Les discussions autour d’éventuelles négociations directes entre le Liban et Israël se poursuivent, mais leur organisation reste incertaine. Le président français Emmanuel Macron tente d’encourager Beyrouth à constituer une délégation plus représentative, en proposant notamment qu’une personnalité chiite y participe et que Paris accueille les pourparlers.

Le président du Parlement libanais Nabih Berry continue toutefois de refuser toute désignation tant qu’Israël ne s’engage pas à un cessez-le-feu préalable. Une ouverture limitée est apparue lorsque Berry a exprimé un soutien prudent à l’initiative du président Joseph Aoun visant à instaurer une trêve d’un mois pour lancer des négociations directes.

Pour l'heure, Israël privilégie les bombes à la diplomatie

Du côté israélien, l’approche est radicalement différente. Le Premier ministre Benjamin Netanyahou exige que les discussions se tiennent sans interruption des combats et a confié le dossier libanais à Ron Dermer. Cette stratégie reflète la volonté de maintenir la pression militaire pendant les pourparlers, alors que Washington soutient l’objectif de neutraliser le Hezbollah tout en encourageant une solution diplomatique. Les discussions portent aussi sur le niveau de représentation libanaise, Israël souhaitant un interlocuteur politique de haut rang tandis que Beyrouth privilégie encore une délégation technique.

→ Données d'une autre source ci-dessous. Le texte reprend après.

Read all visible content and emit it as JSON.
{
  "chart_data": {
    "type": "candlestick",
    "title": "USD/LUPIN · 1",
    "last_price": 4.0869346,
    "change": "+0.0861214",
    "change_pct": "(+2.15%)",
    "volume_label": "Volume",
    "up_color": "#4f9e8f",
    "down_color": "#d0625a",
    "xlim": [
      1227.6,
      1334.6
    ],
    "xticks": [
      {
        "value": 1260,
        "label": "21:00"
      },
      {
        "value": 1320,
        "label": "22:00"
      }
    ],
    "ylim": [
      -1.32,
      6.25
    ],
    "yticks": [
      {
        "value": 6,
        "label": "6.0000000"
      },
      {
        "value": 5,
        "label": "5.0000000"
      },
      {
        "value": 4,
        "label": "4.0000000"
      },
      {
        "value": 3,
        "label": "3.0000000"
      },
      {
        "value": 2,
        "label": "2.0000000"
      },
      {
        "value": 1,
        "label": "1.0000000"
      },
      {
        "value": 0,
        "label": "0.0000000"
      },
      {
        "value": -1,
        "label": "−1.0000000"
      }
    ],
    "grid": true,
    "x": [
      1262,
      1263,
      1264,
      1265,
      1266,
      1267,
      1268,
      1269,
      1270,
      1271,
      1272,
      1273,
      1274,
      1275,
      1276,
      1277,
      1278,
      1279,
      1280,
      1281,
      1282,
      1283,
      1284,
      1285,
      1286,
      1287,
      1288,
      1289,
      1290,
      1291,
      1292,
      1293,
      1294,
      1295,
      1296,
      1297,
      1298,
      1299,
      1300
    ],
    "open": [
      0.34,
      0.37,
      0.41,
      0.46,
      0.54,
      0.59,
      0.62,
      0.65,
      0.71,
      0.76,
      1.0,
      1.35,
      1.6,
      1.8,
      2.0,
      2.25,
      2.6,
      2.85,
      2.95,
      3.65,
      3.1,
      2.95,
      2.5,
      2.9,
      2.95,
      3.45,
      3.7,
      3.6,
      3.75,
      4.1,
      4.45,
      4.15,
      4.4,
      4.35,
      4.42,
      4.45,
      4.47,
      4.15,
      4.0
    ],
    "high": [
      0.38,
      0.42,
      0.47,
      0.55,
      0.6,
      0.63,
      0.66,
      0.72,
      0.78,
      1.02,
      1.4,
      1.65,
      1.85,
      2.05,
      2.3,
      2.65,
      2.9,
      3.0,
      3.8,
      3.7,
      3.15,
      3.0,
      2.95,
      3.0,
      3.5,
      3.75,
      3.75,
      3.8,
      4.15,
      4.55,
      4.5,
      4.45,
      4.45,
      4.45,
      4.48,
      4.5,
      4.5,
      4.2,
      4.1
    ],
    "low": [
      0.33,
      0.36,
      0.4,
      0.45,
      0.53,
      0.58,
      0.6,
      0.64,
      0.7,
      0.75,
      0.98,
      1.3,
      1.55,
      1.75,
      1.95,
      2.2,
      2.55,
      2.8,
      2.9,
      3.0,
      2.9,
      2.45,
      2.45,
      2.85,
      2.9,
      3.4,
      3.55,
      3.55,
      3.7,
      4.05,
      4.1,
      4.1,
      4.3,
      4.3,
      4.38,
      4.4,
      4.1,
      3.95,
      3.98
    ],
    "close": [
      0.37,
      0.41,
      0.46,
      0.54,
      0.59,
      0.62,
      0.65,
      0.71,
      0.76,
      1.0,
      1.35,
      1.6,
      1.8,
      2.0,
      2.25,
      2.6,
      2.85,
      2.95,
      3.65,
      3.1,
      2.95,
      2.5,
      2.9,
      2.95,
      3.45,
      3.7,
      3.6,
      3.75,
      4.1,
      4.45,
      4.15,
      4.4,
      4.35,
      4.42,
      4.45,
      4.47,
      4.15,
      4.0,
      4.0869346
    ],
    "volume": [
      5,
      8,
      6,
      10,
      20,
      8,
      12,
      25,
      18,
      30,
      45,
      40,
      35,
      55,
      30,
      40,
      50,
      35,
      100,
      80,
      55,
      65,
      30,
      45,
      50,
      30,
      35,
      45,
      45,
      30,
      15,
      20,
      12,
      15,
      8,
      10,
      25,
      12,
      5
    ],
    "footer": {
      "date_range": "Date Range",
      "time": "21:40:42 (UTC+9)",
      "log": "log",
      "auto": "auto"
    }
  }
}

Sur le terrain, l’armée israélienne poursuit simultanément son avancée dans le sud du Liban. Les frappes contre des ponts et des routes visent à couper les lignes logistiques du Hezbollah et à fragmenter la région en plusieurs zones militaires. Les opérations se concentrent autour de plusieurs axes, notamment près de Khiam et dans les secteurs central, oriental et occidental du front. L’objectif apparent serait d’atteindre le fleuve Litani et de contrôler les principales hauteurs, afin de surveiller les voies d’approvisionnement reliant la Békaa au Sud.

Dans les discussions stratégiques menées entre Israël et les États-Unis, l’idée de redéfinir la géographie sécuritaire du sud libanais est également évoquée. Le projet envisagerait plusieurs lignes de contrôle successives : la Ligne bleue actuelle, une « Ligne rouge » où Israël maintiendrait une présence sécuritaire, puis une zone plus large présentée comme une « Ligne d’intérêt ». Cette dernière fonctionnerait de facto comme une zone tampon, potentiellement assortie de restrictions de circulation pour les habitants.

À plus long terme, certains responsables israéliens espèrent que l’offensive militaire pourrait déboucher sur un arrangement politique plus large avec Beyrouth. Celui-ci pourrait inclure des mécanismes de sécurité permanents, mais aussi des volets économiques liés aux ressources gazières de la Méditerranée orientale. Pour l’heure, toutefois, la poursuite des combats et la méfiance entre les deux parties rendent toute percée diplomatique particulièrement fragile.